Admins shut down their hosts for servicing from time to time. After closing for maintenance one node, vSAN cluster resources are to be re-distributed, and here Maintenance Mode comes into play. Today, I’d like to discuss the whole idea of maintenance mode and its options.
Enabling maintenance mode on a standalone host
Once the host enters maintenance mode, its icon and state in the Summary tab change.
This sign means that there’s no way to do any I/Os to that host. There are no active client network sessions either. For these two reasons, you cannot run or create VMs on that host (they all are basically shut down) while it is under maintenance.
The host can leave the maintenance mode automatically (after some process is finished), or per user request. Note that rebooting won’t put the host back to the normal functioning. While doing any updates with vSphere Update Manager though, there’s an option to exit maintenance mode after a reboot.
How to put a host in maintenance mode?
You can activate maintenance mode via vCenter.
For a standalone host, you can enter this mode in the web console too.
For CLI-minded users, there’s a way to enter the mode from an SSH session. Here are 3 commands that may come in handy:
- esxcli system maintenanceMode get informs whether maintenance mode is enabled.
- esxcli system maintenanceMode set –enable true enables maintenance mode on the host.
- esxcli system maintenanceMode set –enable false disables maintenance mode.
You can do just the same procedure from a vCenter instance with PowerCLI. Here are some commands:
- Connect-VIServer “My vCenter IP” -user “user@domain” -password “password” enables to connect to a vCenter Server instance.
- Get-VMHost -name “My ESXi host IP” informs about the current host state.
- Set-VMHost -VMHost “My ESXi host IP” -State “Maintenance” -RunAsync set the host into maintenance mode.
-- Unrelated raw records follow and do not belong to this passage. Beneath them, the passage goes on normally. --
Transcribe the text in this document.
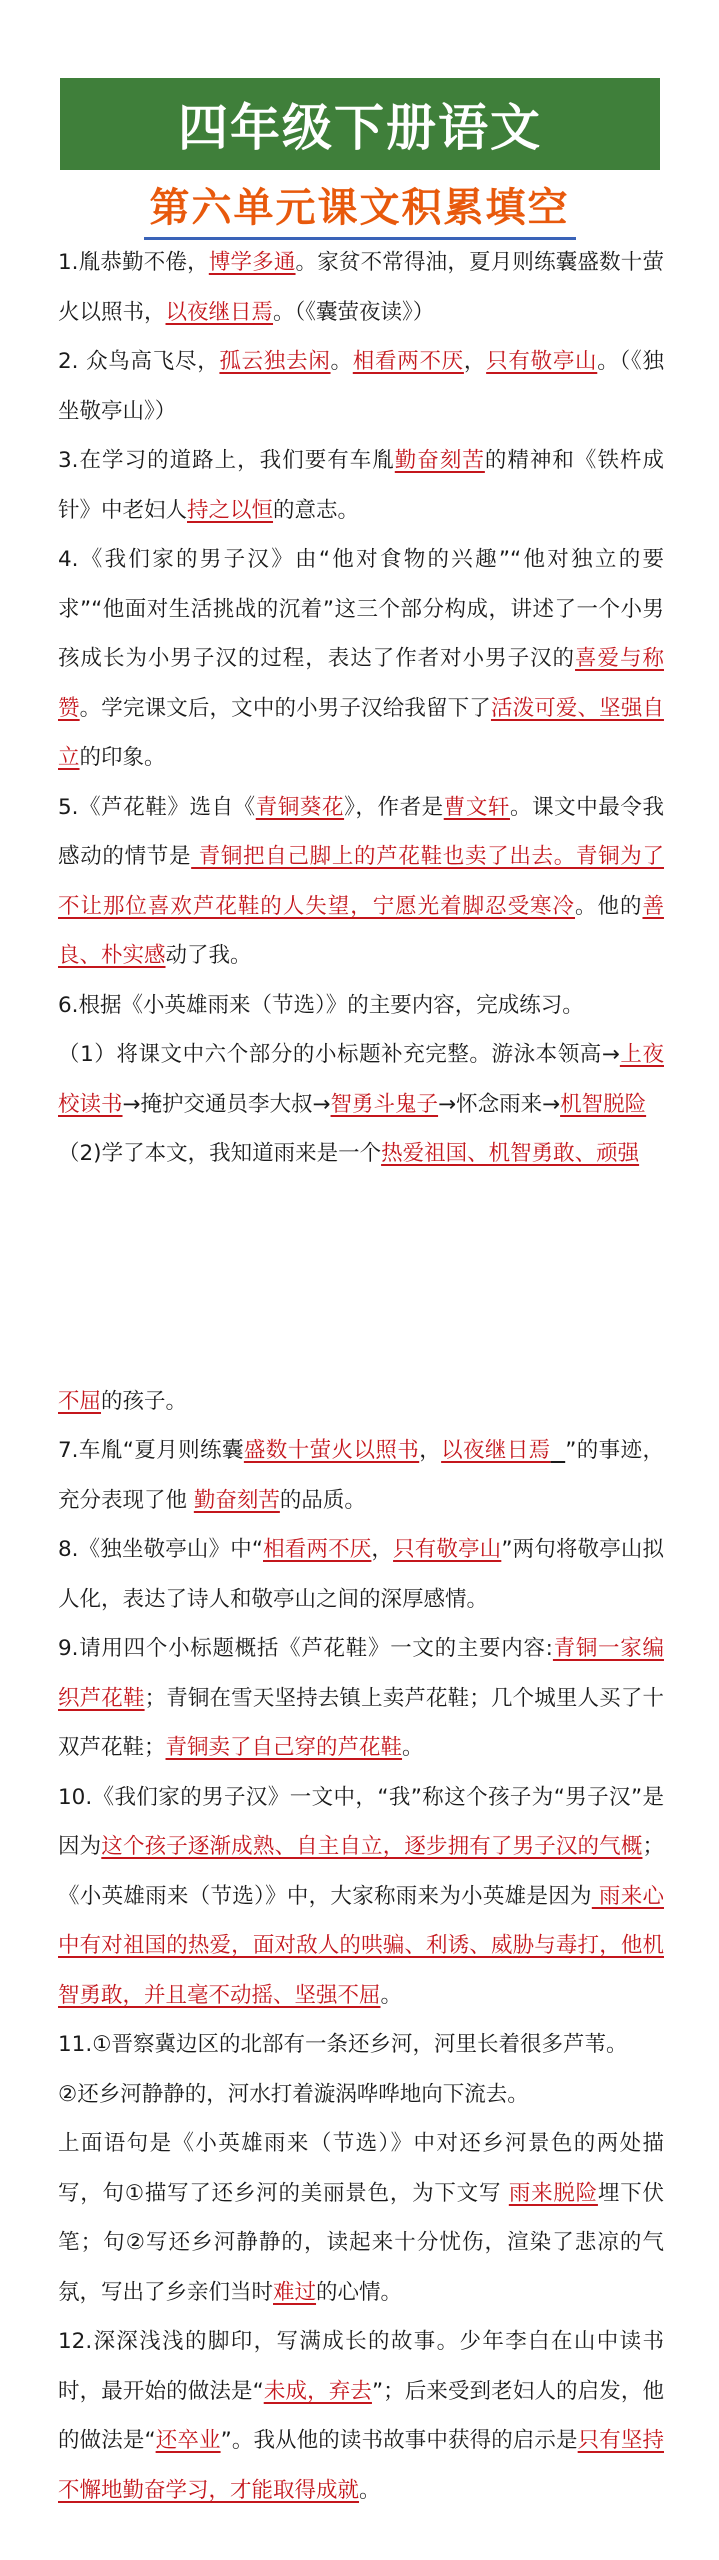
四年级下册语文
第六单元课文积累填空

1.胤恭勤不倦，博学多通。家贫不常得油，夏月则练囊盛数十萤火以照书，以夜继日焉。（《囊萤夜读》）

2. 众鸟高飞尽，孤云独去闲。相看两不厌，只有敬亭山。（《独坐敬亭山》）

3.在学习的道路上，我们要有车胤勤奋刻苦的精神和《铁杵成针》中老妇人持之以恒的意志。

4.《我们家的男子汉》由“他对食物的兴趣”“他对独立的要求”“他面对生活挑战的沉着”这三个部分构成，讲述了一个小男孩成长为小男子汉的过程，表达了作者对小男子汉的喜爱与称赞。学完课文后，文中的小男子汉给我留下了活泼可爱、坚强自立的印象。

5.《芦花鞋》选自《青铜葵花》，作者是曹文轩。课文中最令我感动的情节是 青铜把自己脚上的芦花鞋也卖了出去。青铜为了不让那位喜欢芦花鞋的人失望，宁愿光着脚忍受寒冷。他的善良、朴实感动了我。

6.根据《小英雄雨来（节选）》的主要内容，完成练习。

（1）将课文中六个部分的小标题补充完整。游泳本领高→上夜校读书→掩护交通员李大叔→智勇斗鬼子→怀念雨来→机智脱险

（2)学了本文，我知道雨来是一个热爱祖国、机智勇敢、顽强

不屈的孩子。

7.车胤“夏月则练囊盛数十萤火以照书，以夜继日焉 ”的事迹，充分表现了他 勤奋刻苦的品质。

8.《独坐敬亭山》中“相看两不厌，只有敬亭山”两句将敬亭山拟人化，表达了诗人和敬亭山之间的深厚感情。

9.请用四个小标题概括《芦花鞋》一文的主要内容:青铜一家编织芦花鞋；青铜在雪天坚持去镇上卖芦花鞋；几个城里人买了十双芦花鞋；青铜卖了自己穿的芦花鞋。

10.《我们家的男子汉》一文中，“我”称这个孩子为“男子汉”是因为这个孩子逐渐成熟、自主自立，逐步拥有了男子汉的气概；《小英雄雨来（节选）》中，大家称雨来为小英雄是因为 雨来心中有对祖国的热爱，面对敌人的哄骗、利诱、威胁与毒打，他机智勇敢，并且毫不动摇、坚强不屈。

11.①晋察冀边区的北部有一条还乡河，河里长着很多芦苇。

②还乡河静静的，河水打着漩涡哗哗地向下流去。

上面语句是《小英雄雨来（节选）》中对还乡河景色的两处描写，句①描写了还乡河的美丽景色，为下文写 雨来脱险埋下伏笔；句②写还乡河静静的，读起来十分忧伤，渲染了悲凉的气氛，写出了乡亲们当时难过的心情。

12.深深浅浅的脚印，写满成长的故事。少年李白在山中读书时，最开始的做法是“未成，弃去”；后来受到老妇人的启发，他的做法是“还卒业”。我从他的读书故事中获得的启示是只有坚持不懈地勤奋学习，才能取得成就。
- Set-VMHost -VMHost “My ESXi host IP” -State “Connected” –RunAsync brings the host to the normal state.
- Disconnect-VIServer 172.16.10.5 -confirm:$false disconnects you from the vCenter Server instance.
Here are the command outputs.
How does it work in a vSAN cluster?
Before I move any further, I’d like to clarify the whole concept of maintenance mode for some host in a vSAN cluster. Long story short: By putting a host under maintenance, you, basically, disconnect it from the cluster. In other words, you temporarily remove the capacity and compute power from that cluster. Of course, this triggers workload distribution mechanisms, but you need to be really careful as your VMs may become a bit sluggish, or there may even be several stability threats.
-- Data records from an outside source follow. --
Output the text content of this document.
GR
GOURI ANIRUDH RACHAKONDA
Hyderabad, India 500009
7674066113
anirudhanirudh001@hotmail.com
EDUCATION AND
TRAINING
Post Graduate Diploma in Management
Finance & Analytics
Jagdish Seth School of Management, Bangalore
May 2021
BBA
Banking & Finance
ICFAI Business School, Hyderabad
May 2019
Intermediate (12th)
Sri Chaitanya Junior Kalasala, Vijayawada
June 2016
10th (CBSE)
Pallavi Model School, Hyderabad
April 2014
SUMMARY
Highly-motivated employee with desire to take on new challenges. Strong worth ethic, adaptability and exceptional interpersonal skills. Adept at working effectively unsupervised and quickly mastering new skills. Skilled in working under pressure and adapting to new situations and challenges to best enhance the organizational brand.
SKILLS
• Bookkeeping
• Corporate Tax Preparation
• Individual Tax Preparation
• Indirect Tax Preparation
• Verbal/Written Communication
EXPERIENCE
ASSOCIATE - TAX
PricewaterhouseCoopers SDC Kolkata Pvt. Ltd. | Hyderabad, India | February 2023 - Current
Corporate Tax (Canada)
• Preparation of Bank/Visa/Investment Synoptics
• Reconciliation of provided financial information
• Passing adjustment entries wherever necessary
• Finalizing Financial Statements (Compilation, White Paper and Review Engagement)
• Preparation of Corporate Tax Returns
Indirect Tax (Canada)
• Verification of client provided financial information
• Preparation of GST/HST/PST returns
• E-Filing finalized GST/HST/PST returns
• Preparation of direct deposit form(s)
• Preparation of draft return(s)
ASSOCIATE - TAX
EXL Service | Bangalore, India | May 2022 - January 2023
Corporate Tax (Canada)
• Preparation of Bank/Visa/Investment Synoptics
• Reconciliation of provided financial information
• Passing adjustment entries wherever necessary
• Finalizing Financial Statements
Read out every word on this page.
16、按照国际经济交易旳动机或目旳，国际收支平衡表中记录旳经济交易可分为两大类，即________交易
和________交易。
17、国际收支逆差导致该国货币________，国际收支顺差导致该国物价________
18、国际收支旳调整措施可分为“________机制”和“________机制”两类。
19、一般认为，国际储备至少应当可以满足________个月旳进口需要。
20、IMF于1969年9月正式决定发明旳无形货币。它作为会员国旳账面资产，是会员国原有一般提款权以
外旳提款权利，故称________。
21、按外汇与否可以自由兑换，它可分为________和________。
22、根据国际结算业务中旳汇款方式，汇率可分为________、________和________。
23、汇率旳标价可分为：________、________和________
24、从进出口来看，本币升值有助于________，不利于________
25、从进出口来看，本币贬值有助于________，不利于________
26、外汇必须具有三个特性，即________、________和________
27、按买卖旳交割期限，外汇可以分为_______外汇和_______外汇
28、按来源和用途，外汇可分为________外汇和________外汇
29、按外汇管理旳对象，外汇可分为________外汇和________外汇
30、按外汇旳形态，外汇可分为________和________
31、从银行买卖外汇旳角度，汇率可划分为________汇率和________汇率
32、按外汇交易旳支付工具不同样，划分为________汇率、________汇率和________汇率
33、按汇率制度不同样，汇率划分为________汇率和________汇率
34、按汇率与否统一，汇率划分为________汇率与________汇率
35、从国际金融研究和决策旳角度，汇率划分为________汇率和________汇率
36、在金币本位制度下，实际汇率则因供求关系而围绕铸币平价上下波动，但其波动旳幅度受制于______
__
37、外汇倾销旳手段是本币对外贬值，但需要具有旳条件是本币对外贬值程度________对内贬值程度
While enabling maintenance mode on some host, there’s a message popping up, telling you about host maintenance mode options to mitigate risks:
1.Full data migration
2.Ensure accessibility
3.No data migration
Full data migration
That’s the right option if you have a strong feeling that the host is going to be shut down for a long time. Keep in mind that migration is an I/O-intense process that is associated with heavy network loads. So, set on the time when the migration won’t overlap with your production activity. Good news: The Enter Maintenance Mode wizard provides an approximate amount of data that has to be migrated (this parameter can be translated into time). Note that the host cannot be shut down until data transfer is over. The scheme below shows how data are evacuated.
Here’s how to start migrating all the data from the host.
Ensure accessibility
Ensure accessibility is the default maintenance mode option. It works fine when you shut down a host for a short time (i.e., updating ESXi, swapping some worn-out parts, etc.). Unlike the option discussed above, this one is not recommended when you expect to shut down a host for more than one day: there’s a good risk of performance and stability degradation.
This mode is the right balance between the stability and migration duration. There’s only partial migration done: just as few files as needed to ensure VM uptime while the server stays shut down. Here’s a scheme showing how the Ensure accessibility works. Red flags indicate data that are unavailable all the time when the node is stopped.
Note that enabling Ensure accessibility mode may lead to changing storage policies. The cluster temporarily uses some resources, so vSAN naturally tries to avoid any event of performance, stability, and data loss. The Enter Maintenance Mode wizard shows how much data need to be evacuated and how many objects may become incompatible with the new storage policy. It also indicates the amount of data that is to be transferred so that you can free some datastore space if needed.
By default, after you set the host in maintenance mode, there’s a 60-minute window before synchronization starts and new storage policies are applied to VMs. You can prolong that waiting time by setting a greater Object Repair Time value.
No data migration
As the name of this option implies, there’s no data migration done at all, meaning that it is the fastest way to put the host into maintenance mode. But, it’s the most dangerous one: there’s a risk that some VMs go down due to being pinned to the host that leaves the cluster.
If you are ready to take that risk, here’s how to put the host into maintenance mode with no data migration.
Conclusion
Maintenance Mode allows for managing vSphere environments in a more convenient way, nevertheless you should be aware of the risks associated with this feature. Well, I believe this article to cover maintenance mode good enough, providing an important info one should know before enabling it.